We present the twenty first report of ART procedures, which includes procedures performed during 2010, by 140 centers in Latin America.
This is the first time data was registered on a case-by-case bases and not as a summary of performed cases as in previous reports.
This new way of register data allowed us to make a deeper analysis of the information given by member centers of REDLARA.
The implementation of this new pattern has demanded a tremendous regional effort due to no previous multinational registry performed on case-by-case bases. Centers reported their ART procedures data electronically and this data was accepted after consistency checks were performed and the institution was certified by an accreditation team.
A total of 37,853 initiated ART cycles included, 3,731 IVF cycles; 22,637 ICSI cycles; 5,157 FET cycles and 6,320 OD embryo transfer, plus 8 cases of GIFT, which are not described in this report.
The majority (39%) of ET in IVF/ICSI cycles were performed in women aged 35-39 years. The delivery rates (DR) per OPU in IVF and ICSI cycles were 30.9%, and 28.8% respectively. The multiple delivery rates in IVF/ICSI cycles were 23.9% (22.1% twins and 1.8% triplets).
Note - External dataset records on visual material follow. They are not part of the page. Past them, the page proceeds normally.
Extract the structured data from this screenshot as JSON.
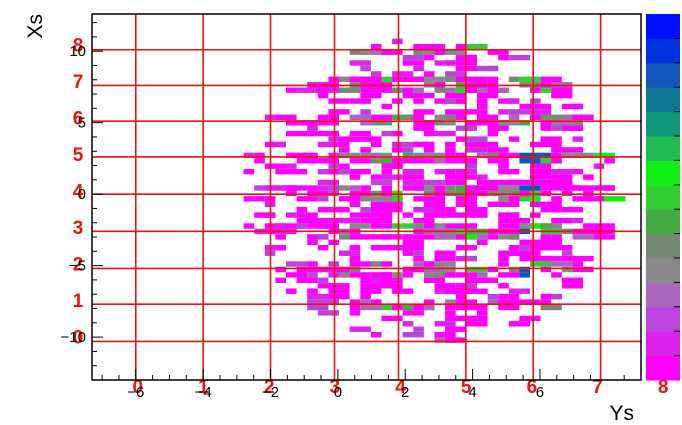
{
  "chart_data": {
    "type": "heatmap",
    "title": "",
    "xlabel": "Ys",
    "ylabel": "Xs",
    "xlim": [
      -7.3,
      9.0
    ],
    "ylim": [
      -13.0,
      12.6
    ],
    "x_ticks": [
      "−6",
      "−4",
      "−2",
      "0",
      "2",
      "4",
      "6"
    ],
    "x_tick_values": [
      -6,
      -4,
      -2,
      0,
      2,
      4,
      6
    ],
    "y_ticks": [
      "−10",
      "−5",
      "0",
      "5",
      "10"
    ],
    "y_tick_values": [
      -10,
      -5,
      0,
      5,
      10
    ],
    "grid_overlay": {
      "color": "#ee1111",
      "vertical_lines_x": [
        -6.0,
        -4.0,
        -2.0,
        -0.1,
        1.8,
        3.8,
        5.8,
        7.8
      ],
      "horizontal_lines_y": [
        -10.3,
        -7.7,
        -5.2,
        -2.6,
        0.0,
        2.6,
        5.1,
        7.6,
        10.1
      ],
      "column_labels": [
        "0",
        "1",
        "2",
        "3",
        "4",
        "5",
        "6",
        "7",
        "8"
      ],
      "row_labels": [
        "0",
        "1",
        "2",
        "3",
        "4",
        "5",
        "6",
        "7",
        "8"
      ]
    },
    "x_range_filled": [
      -2.8,
      8.2
    ],
    "y_range_filled": [
      -10.4,
      10.9
    ],
    "palette": [
      "#ff00ff",
      "#dd22ee",
      "#bb44dd",
      "#aa66bb",
      "#888888",
      "#778877",
      "#44aa44",
      "#33cc33",
      "#11ee11",
      "#22bb55",
      "#119977",
      "#117799",
      "#1155bb",
      "#0033dd",
      "#0011ff"
    ]
  }
}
When ≥ 2 embryos were transferred, neither the CPR nor the proportion of twins increased significantly. However, the proportion of triplet pregnancies increased significantly when ≥3 embryos were transferred. In OD cycles, twins and triplets deliveries were 25.4% and 2.2% respectively. In FET cycles, twin and triplet deliveries were 17.6% and 1.5% respectively.
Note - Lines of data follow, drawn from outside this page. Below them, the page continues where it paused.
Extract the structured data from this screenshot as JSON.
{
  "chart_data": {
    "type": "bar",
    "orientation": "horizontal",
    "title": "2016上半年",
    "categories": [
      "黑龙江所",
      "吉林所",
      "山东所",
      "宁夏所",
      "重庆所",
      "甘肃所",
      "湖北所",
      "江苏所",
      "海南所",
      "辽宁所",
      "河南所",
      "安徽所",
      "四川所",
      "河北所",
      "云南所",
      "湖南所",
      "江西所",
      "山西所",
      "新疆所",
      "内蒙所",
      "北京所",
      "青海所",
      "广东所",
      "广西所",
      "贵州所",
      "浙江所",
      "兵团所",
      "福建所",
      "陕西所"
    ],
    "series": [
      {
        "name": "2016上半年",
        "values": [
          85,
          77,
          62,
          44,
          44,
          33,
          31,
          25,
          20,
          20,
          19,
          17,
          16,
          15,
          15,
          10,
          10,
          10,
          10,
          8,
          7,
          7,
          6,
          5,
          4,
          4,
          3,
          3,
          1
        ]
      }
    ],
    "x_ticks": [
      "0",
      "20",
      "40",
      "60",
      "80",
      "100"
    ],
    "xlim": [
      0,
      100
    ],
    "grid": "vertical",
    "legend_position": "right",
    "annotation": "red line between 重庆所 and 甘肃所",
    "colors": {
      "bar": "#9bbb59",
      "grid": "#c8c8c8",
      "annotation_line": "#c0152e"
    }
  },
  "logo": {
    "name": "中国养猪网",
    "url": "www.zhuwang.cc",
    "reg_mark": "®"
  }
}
Multiple deliveries were associated with a significant increase in preterm delivery and perinatal mortality. The CPR was 18% with eSET and 43% with eDET. In women aged ≤34 years, CPR with eSET was 30% and 52% with eDET. In OD cycles, the CPR with eSET was 29%, and 52% with eDET.
Conclusions: Overall, delivery rates of different ART procedures are comparable to developed countries in the world. However, REDLARA has to enforce the reduction in the number of embryos transferred in IVF/ICSI and OD cycles, in order to prevent multiple births and decrease the corresponding perinatal complications.